The Chieftain
He had caught Ilysa red-handed. And yet, as he followed her slight figure through the darkness back to the castle, doubts assailed him. That's how much he loved her. Passion for a woman could rob a man of rational thought if he let it. Ilysa had sneaked out of the castle for a secret meeting in the middle of the night with the chieftain of their enemy clan. There could be no innocent explanation. And yet, his heart could not accept that Ilysa would commit this treachery.
Even if she hated him for taking a wife, he could not imagine Ilysa doing anything that would put the clan in danger. It made no sense. Yet he had seen her with his own eyes, sitting and talking with the MacLeod chieftain as if they were old friends.
Or more than friends.
Connor wanted to shout at her and shake her – and most of all, to hold her in his arms and beg her to say she had not betrayed him. But his emotions were too raw, the pain too fresh. Until he could think this all through with a clear head in the cold light of day, it would be unwise to confront her. In his current state, he would believe anything she said, grasp at any straw.
Connor kept his gaze on Ilysa, slipping in and out of the moonlight ahead of him like a sprite, while he tortured himself going over and over again what he had seen in the faery glen. When the MacLeod first appeared like a wraith from the darkness, Connor had reached for his sword. He was on the verge of sprinting toward Ilysa to save her when instinct born of years of fighting froze him in place.
First, he sensed the presence of other men in the darkness. When he paused to listen, he heard the telltale sounds of a large group of warriors trying to be silent: a nervous hand sliding a dirk in and out of its sheath, the shuffling of feet, a muffled cough. The hidden warriors would not have stopped him from rescuing her, but only led him to be cautious and cunning in devising a plan to do it.
What truly halted him was Ilysa's reaction to the MacLeod's sudden appearance. She did not attempt to run, or even take a step backward, when he approached her. Instead the pair appeared to exchange greetings. While Connor watched from his hiding place, she allowed their clan's greatest enemy to take her arm and sit beside her. Ilysa showed no resistance even when the MacLeod chieftain rested his goddamned hand on her shoulder.
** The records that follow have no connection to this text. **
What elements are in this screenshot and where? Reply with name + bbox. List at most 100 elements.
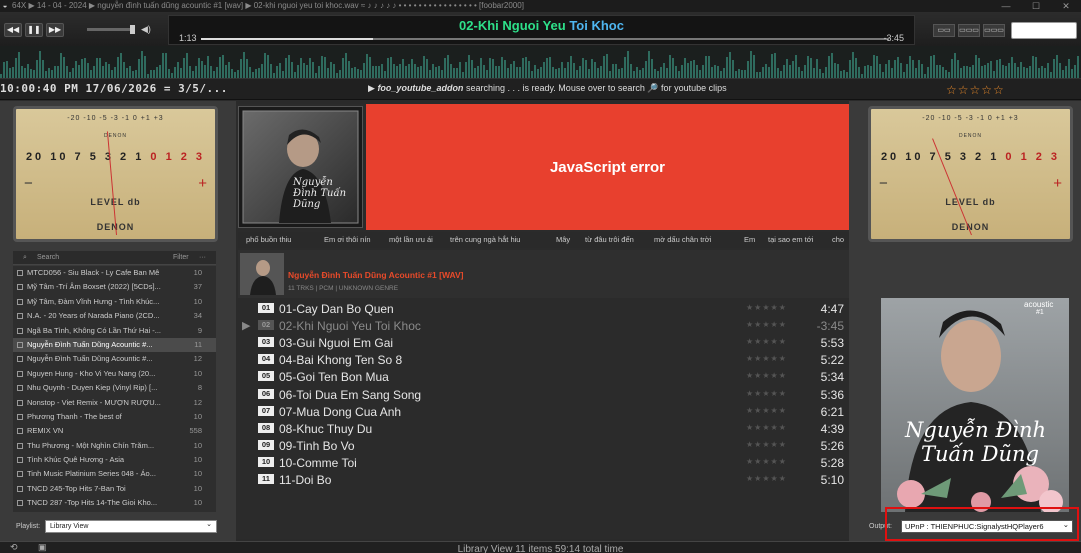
track-rating[interactable]: ★★★★★ — [746, 354, 787, 363]
library-item-label: TNCD 287 -Top Hits 14-The Gioi Kho... — [27, 498, 158, 508]
layout-button-1[interactable]: ▭▭ — [933, 24, 955, 37]
volume-icon[interactable]: ◀) — [141, 24, 151, 35]
expand-box-icon[interactable] — [17, 485, 23, 492]
seek-bar[interactable] — [201, 38, 889, 40]
playlist-dropdown[interactable]: Library View ⌄ — [45, 520, 217, 533]
spectrum-bar — [777, 68, 779, 78]
track-row[interactable]: 07 07-Mua Dong Cua Anh ★★★★★ 6:21 — [238, 403, 849, 420]
track-rating[interactable]: ★★★★★ — [746, 440, 787, 449]
track-duration: 5:22 — [820, 353, 844, 368]
spectrum-bar — [939, 65, 941, 78]
spectrum-bar — [426, 58, 428, 78]
track-rating[interactable]: ★★★★★ — [746, 389, 787, 398]
expand-box-icon[interactable] — [17, 270, 23, 277]
previous-button[interactable]: ◀◀ — [4, 23, 22, 37]
library-item[interactable]: Tình Khúc Quê Hương - Asia 10 — [13, 453, 216, 467]
library-item[interactable]: N.A. - 20 Years of Narada Piano (2CD... 3… — [13, 309, 216, 323]
volume-knob[interactable] — [130, 25, 135, 34]
track-row[interactable]: 11 11-Doi Bo ★★★★★ 5:10 — [238, 471, 849, 488]
library-item-label: Phương Thanh - The best of — [27, 411, 122, 421]
spectrum-bar — [735, 70, 737, 78]
library-item[interactable]: Nguyễn Đình Tuấn Dũng Acountic #... 11 — [13, 337, 216, 353]
track-row[interactable]: 10 10-Comme Toi ★★★★★ 5:28 — [238, 454, 849, 471]
expand-box-icon[interactable] — [17, 370, 23, 377]
spectrum-bar — [915, 67, 917, 78]
expand-box-icon[interactable] — [17, 471, 23, 478]
expand-box-icon[interactable] — [17, 356, 23, 363]
track-rating[interactable]: ★★★★★ — [746, 320, 787, 329]
spectrum-bar — [849, 59, 851, 78]
library-search-input[interactable]: Search — [37, 254, 59, 261]
track-row[interactable]: 01 01-Cay Dan Bo Quen ★★★★★ 4:47 — [238, 300, 849, 317]
quick-search-input[interactable] — [1011, 22, 1077, 39]
track-rating[interactable]: ★★★★★ — [746, 337, 787, 346]
more-options-icon[interactable]: ··· — [199, 254, 206, 261]
spectrum-bar — [144, 55, 146, 78]
library-item[interactable]: Nonstop - Viet Remix - MƯỢN RƯỢU... 12 — [13, 396, 216, 410]
spectrum-bar — [897, 56, 899, 78]
library-search-bar[interactable]: ⌕ Search Filter ··· — [13, 251, 216, 265]
library-item[interactable]: Nguyen Hung - Kho Vi Yeu Nang (20... 10 — [13, 367, 216, 381]
expand-box-icon[interactable] — [17, 428, 23, 435]
vu-scale-red-right: 0 1 2 3 — [999, 151, 1061, 163]
track-row[interactable]: ▶ 02 02-Khi Nguoi Yeu Toi Khoc ★★★★★ -3:45 — [238, 317, 849, 334]
pause-button[interactable]: ❚❚ — [25, 23, 43, 37]
expand-box-icon[interactable] — [17, 298, 23, 305]
spectrum-bar — [648, 50, 650, 78]
minimize-button[interactable]: — — [991, 0, 1021, 12]
expand-box-icon[interactable] — [17, 385, 23, 392]
track-row[interactable]: 09 09-Tinh Bo Vo ★★★★★ 5:26 — [238, 437, 849, 454]
expand-box-icon[interactable] — [17, 457, 23, 464]
library-item[interactable]: Ngã Ba Tình, Không Có Lần Thứ Hai -... 9 — [13, 324, 216, 338]
track-row[interactable]: 08 08-Khuc Thuy Du ★★★★★ 4:39 — [238, 420, 849, 437]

Connor had been too far away to hear their conversation. With so many MacLeod warriors hidden in the darkness, he dared not draw closer. Yet their ease with each other was obvious, as was the MacLeod chieftain's reluctance to part with her at the end. The MacLeod held Ilysa's hands, as if trying to persuade her not to leave him.
When did Ilysa have the opportunity to become acquainted with the MacLeod? Connor had been away in France for five years. It could have happened then, somehow.
Each instance Connor had seen the two of them together at the MacIain gathering came back to him with sharp clarity. The first time, he thought it an unfortunate coincidence that Ilysa was standing next to Alastair MacLeod at the hall entrance. But now, in his mind's eye, he saw the pink of her cheeks from the cold outside and Alastair striding away from the doorway as if he had just entered.
The second time, Ilysa had not denied speaking with the MacLeod. He doesn't seem like such a bad man to me. I liked him.
How long had she been meeting him in the faery glen? The MacLeod was far from young, but the MacNeil's age had not troubled her. Connor did not believe they were lovers – at least not yet. The pair had neither kissed nor embraced. Again, he cursed himself as a fool for wanting so badly to believe she was innocent – as if a clandestine rendezvous with the MacLeod chieftain when the two clans were on the verge of war could mean anything except that she was disloyal.
Connor recalled how he had repeatedly given her all the reasons he could not wed her. Consorting with his enemy would be the perfect revenge, rivaling his mother's vengeful curse on his father's other sons.
Ilysa came to me a virgin. She chose me first.
Whatever Ilysa had done was his fault. She had come to him innocent, not just in body, but in heart and spirit. And he had brought her to this.